Kuala Lunmpur, The United States and China are considering the creation of a new “Board of Trade” mechanism aimed at stabilizing economic relations between the world’s two largest economies. However, experts warn that the proposal could disrupt free market dynamics and create new uncertainties for global trade.

The idea emerged following recent high-level discussions between US and Chinese officials in Paris. According to US Trade Representative Jamieson Greer, the proposed board would help identify and formalize which goods should be exported and imported between both countries.

What Is the US–China Board of Trade?

The “Board of Trade” would function as a managed trade framework, focusing on balancing trade flows rather than relying purely on market forces. It could also explore opportunities to expand trade in non-sensitive sectors, including agriculture, energy, and aviation.

Analysts say this approach reflects a shift from traditional free trade policies toward a more structured and outcome-based system, similar to past agreements like the US–China “Phase One” deal.

Why Experts Are Concerned

Despite its potential benefits, economists and business leaders have raised concerns about the impact on global markets.

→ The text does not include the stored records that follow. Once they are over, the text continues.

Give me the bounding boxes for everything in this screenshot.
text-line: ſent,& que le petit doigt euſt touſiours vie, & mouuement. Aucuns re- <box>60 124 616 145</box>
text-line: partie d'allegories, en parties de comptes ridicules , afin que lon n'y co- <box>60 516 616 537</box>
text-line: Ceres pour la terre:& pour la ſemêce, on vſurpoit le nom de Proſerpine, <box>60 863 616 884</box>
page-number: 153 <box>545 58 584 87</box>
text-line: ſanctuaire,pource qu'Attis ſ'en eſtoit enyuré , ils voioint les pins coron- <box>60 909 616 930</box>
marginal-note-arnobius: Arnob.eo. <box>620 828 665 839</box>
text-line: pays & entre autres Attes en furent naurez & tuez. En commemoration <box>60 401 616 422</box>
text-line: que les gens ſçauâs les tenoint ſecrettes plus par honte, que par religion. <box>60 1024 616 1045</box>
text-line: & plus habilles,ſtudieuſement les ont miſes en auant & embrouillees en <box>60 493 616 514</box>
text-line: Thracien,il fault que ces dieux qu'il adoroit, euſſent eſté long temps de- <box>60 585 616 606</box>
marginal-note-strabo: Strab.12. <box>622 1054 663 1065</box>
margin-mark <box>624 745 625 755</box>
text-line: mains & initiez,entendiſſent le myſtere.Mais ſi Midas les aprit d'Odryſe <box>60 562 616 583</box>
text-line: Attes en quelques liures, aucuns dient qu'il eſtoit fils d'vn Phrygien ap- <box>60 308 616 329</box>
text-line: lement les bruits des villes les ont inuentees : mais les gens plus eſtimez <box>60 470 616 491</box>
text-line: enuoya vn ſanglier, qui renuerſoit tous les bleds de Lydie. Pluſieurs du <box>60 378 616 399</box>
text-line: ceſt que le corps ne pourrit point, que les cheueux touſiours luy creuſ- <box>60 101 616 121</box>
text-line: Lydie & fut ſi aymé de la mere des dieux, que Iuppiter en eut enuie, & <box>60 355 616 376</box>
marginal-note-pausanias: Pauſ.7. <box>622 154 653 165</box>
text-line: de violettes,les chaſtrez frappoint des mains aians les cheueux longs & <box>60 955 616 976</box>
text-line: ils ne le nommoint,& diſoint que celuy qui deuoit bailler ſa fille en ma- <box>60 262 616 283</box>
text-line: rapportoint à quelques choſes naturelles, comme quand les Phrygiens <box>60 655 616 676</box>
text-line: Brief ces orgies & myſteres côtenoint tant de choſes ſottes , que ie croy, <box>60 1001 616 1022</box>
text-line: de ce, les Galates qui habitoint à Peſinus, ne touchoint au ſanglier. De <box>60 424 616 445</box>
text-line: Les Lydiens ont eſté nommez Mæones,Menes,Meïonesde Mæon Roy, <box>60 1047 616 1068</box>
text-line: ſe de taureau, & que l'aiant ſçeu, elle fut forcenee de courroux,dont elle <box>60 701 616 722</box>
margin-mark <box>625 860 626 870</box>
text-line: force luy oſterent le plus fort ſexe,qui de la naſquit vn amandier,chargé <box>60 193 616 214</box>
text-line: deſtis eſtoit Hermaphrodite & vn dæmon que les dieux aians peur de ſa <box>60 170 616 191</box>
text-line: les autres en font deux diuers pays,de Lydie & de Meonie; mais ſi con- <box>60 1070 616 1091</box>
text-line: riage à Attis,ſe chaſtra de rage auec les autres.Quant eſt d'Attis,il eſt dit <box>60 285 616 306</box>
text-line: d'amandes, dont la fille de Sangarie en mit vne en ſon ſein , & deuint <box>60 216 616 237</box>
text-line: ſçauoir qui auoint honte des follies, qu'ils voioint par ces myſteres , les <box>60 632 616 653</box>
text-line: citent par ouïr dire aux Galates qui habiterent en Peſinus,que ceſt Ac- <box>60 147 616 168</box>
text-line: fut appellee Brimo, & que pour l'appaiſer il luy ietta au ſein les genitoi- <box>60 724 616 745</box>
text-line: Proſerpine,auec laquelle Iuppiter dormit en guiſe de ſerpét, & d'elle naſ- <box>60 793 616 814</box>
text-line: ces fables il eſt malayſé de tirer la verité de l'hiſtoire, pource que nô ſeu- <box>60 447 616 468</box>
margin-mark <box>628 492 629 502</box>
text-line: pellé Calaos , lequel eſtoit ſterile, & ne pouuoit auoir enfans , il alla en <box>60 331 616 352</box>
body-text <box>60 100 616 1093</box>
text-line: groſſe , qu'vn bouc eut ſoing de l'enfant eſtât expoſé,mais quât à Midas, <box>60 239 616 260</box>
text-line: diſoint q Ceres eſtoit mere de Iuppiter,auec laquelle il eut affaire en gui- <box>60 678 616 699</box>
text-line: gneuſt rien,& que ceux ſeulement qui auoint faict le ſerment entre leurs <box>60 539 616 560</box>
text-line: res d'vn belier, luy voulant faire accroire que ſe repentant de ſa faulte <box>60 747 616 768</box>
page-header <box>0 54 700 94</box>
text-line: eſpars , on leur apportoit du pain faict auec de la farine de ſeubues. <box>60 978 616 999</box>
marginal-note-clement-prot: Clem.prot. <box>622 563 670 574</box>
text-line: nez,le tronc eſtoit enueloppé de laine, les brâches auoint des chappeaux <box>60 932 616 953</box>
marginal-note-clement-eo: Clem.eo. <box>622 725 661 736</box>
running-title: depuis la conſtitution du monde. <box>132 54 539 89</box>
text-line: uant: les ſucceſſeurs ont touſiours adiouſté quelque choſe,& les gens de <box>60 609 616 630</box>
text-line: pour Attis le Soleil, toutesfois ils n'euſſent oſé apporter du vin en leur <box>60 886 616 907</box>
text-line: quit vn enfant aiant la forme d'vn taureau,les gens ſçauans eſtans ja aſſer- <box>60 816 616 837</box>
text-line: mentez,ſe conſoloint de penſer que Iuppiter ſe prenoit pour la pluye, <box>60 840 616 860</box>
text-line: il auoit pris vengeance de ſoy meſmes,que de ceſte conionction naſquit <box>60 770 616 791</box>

Critics argue that such a system could:

  • Reduce the role of market forces in determining prices and trade flows
  • Create uncertainty over which industries receive priority
  • Affect global competitiveness and raise concerns among other trading partners

One analyst described the proposal as becoming “more mechanised,” questioning whether it could undermine the efficiency of open markets.

Potential Impact on Global Economy

If implemented successfully, the Board of Trade could help reduce ongoing tensions between Washington and Beijing and create a more stable long-term trade relationship.

However, experts caution that success depends on strong commitment from both sides, as previous agreements have struggled to meet targets.

The proposal comes at a time when global markets are already facing pressure from geopolitical conflicts, supply chain disruptions, and rising energy prices, making any shift in US–China trade policy highly significant.